Veliparib Is an Effective Radiosensitizing Agent in a Preclinical Model of Medulloblastoma

Jessica Buck; Patrick J C Dyer; Hilary Hii; Brooke Carline; Mani Kuchibhotla; Jacob Byrne; Meegan Howlett; Jacqueline Whitehouse; Martin A Ebert; Kerrie L McDonald; Nicholas G Gottardo; Raelene Endersby

doi:10.3389/fmolb.2021.633344

Veliparib Is an Effective Radiosensitizing Agent in a Preclinical Model of Medulloblastoma

Front Mol Biosci. 2021 Apr 29:8:633344. doi: 10.3389/fmolb.2021.633344. eCollection 2021.

Authors

Jessica Buck^{1

2}, Patrick J C Dyer¹, Hilary Hii¹, Brooke Carline¹, Mani Kuchibhotla¹, Jacob Byrne¹, Meegan Howlett^{1

2}, Jacqueline Whitehouse^{1

2}, Martin A Ebert^{3

4}, Kerrie L McDonald⁵, Nicholas G Gottardo^{1

6}, Raelene Endersby^{1

2}

Affiliations

¹ Brain Tumour Research Program, Telethon Kids Cancer Centre, Telethon Kids Institute, Perth, WA, Australia.
² Centre for Child Health Research, University of Western Australia, Perth, WA, Australia.
³ School of Physics, Mathematics and Computing, University of Western Australia, Perth, WA, Australia.
⁴ Radiation Oncology, Sir Charles Gairdner Hospital, Perth, WA, Australia.
⁵ Brain Cancer Consultancy, Sydney, NSW, Australia.
⁶ Department of Paediatric Oncology and Haematology, Perth Children's Hospital, Perth, WA, Australia.

Abstract

Medulloblastoma is the most common malignant childhood brain tumor, and 5-year overall survival rates are as low as 40% depending on molecular subtype, with new therapies critically important.
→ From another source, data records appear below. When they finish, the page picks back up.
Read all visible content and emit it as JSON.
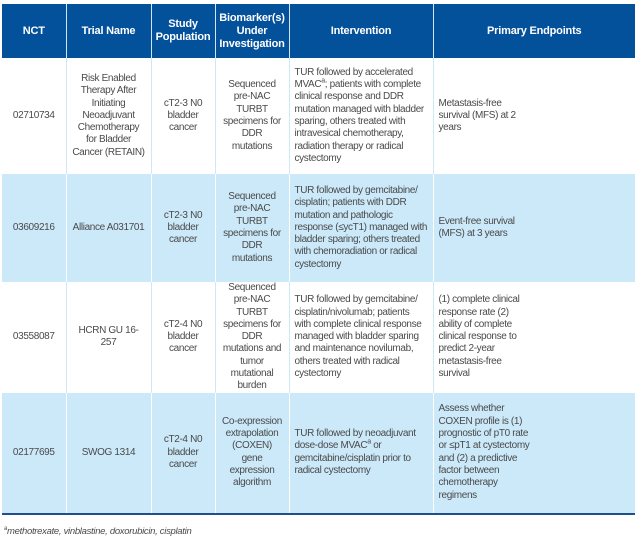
{
  "table": {
    "headers": [
      "NCT",
      "Trial Name",
      "Study Population",
      "Biomarker(s) Under Investigation",
      "Intervention",
      "Primary Endpoints"
    ],
    "rows": [
      {
        "nct": "02710734",
        "trial": "Risk Enabled Therapy After Initiating Neoadjuvant Chemotherapy for Bladder Cancer (RETAIN)",
        "population": "cT2-3 N0 bladder cancer",
        "biomarker": "Sequenced pre-NAC TURBT specimens for DDR mutations",
        "intervention_pre": "TUR followed by accelerated MVAC",
        "intervention_sup": "a",
        "intervention_post": "; patients with complete clinical response and DDR mutation managed with bladder sparing, others treated with intravesical chemotherapy, radiation therapy or radical cystectomy",
        "endpoint": "Metastasis-free survival (MFS) at 2 years"
      },
      {
        "nct": "03609216",
        "trial": "Alliance A031701",
        "population": "cT2-3 N0 bladder cancer",
        "biomarker": "Sequenced pre-NAC TURBT specimens for DDR mutations",
        "intervention_pre": "TUR followed by gemcitabine/ cisplatin; patients with DDR mutation and pathologic response (≤ycT1) managed with bladder sparing; others treated with chemoradiation or radical cystectomy",
        "endpoint": "Event-free survival (MFS) at 3 years"
      },
      {
        "nct": "03558087",
        "trial": "HCRN GU 16-257",
        "population": "cT2-4 N0 bladder cancer",
        "biomarker": "Sequenced pre-NAC TURBT specimens for DDR mutations and tumor mutational burden",
        "intervention_pre": "TUR followed by gemcitabine/ cisplatin/nivolumab; patients with complete clinical response managed with bladder sparing and maintenance novilumab, others treated with radical cystectomy",
        "endpoint": "(1) complete clinical response rate (2) ability of complete clinical response to predict 2-year metastasis-free survival"
      },
      {
        "nct": "02177695",
        "trial": "SWOG 1314",
        "population": "cT2-4 N0 bladder cancer",
        "biomarker": "Co-expression extrapolation (COXEN) gene expression algorithm",
        "intervention_pre": "TUR followed by neoadjuvant dose-dose MVAC",
        "intervention_sup": "a",
        "intervention_post": " or gemcitabine/cisplatin prior to radical cystectomy",
        "endpoint": "Assess whether COXEN profile is (1) prognostic of pT0 rate or ≤pT1 at cystectomy and (2) a predictive factor between chemotherapy regimens"
      }
    ]
  },
  "footnote": {
    "marker": "a",
    "text": "methotrexate, vinblastine, doxorubicin, cisplatin"
  },
  "colors": {
    "header": "#03509b",
    "alt_row": "#cbe9f9",
    "rule": "#1f4f8f"
  }
}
As radiotherapy and chemotherapy act through the induction of DNA damage, the sensitization of cancer cells through the inhibition of DNA damage repair pathways is a potential therapeutic strategy. The poly-(ADP-ribose) polymerase (PARP) inhibitor veliparib was assessed for its ability to augment the cellular response to radiation-induced DNA damage in human medulloblastoma cells. DNA repair following irradiation was assessed using the alkaline comet assay, with veliparib inhibiting the rate of DNA repair. Veliparib treatment also increased the number of γH2AX foci in cells treated with radiation, and analysis of downstream pathways indicated persistent activation of the DNA damage response pathway. Clonogenicity assays demonstrated that veliparib effectively inhibited the colony-forming capacity of medulloblastoma cells, both as a single agent and in combination with irradiation. These data were then validated in vivo using an orthotopic implant model of medulloblastoma. Mice harboring intracranial D425 medulloblastoma xenografts were treated with vehicle, veliparib, 18 Gy multifractionated craniospinal irradiation (CSI), or veliparib combined with 18 Gy CSI. Animals treated with combination therapy exhibited reduced tumor growth rates concomitant with increased intra-tumoral apoptosis observed by immunohistochemistry. Kaplan-Meier analyses revealed a statistically significant increase in survival with combination therapy compared to CSI alone. In summary, PARP inhibition enhanced radiation-induced cytotoxicity of medulloblastoma cells; thus, veliparib or other brain-penetrant PARP inhibitors are potential radiosensitizing agents for the treatment of medulloblastoma.

Keywords: DNA repair; Medulloblastoma; poly(ADP-ribose) polymerase; radiotherapy; veliparib.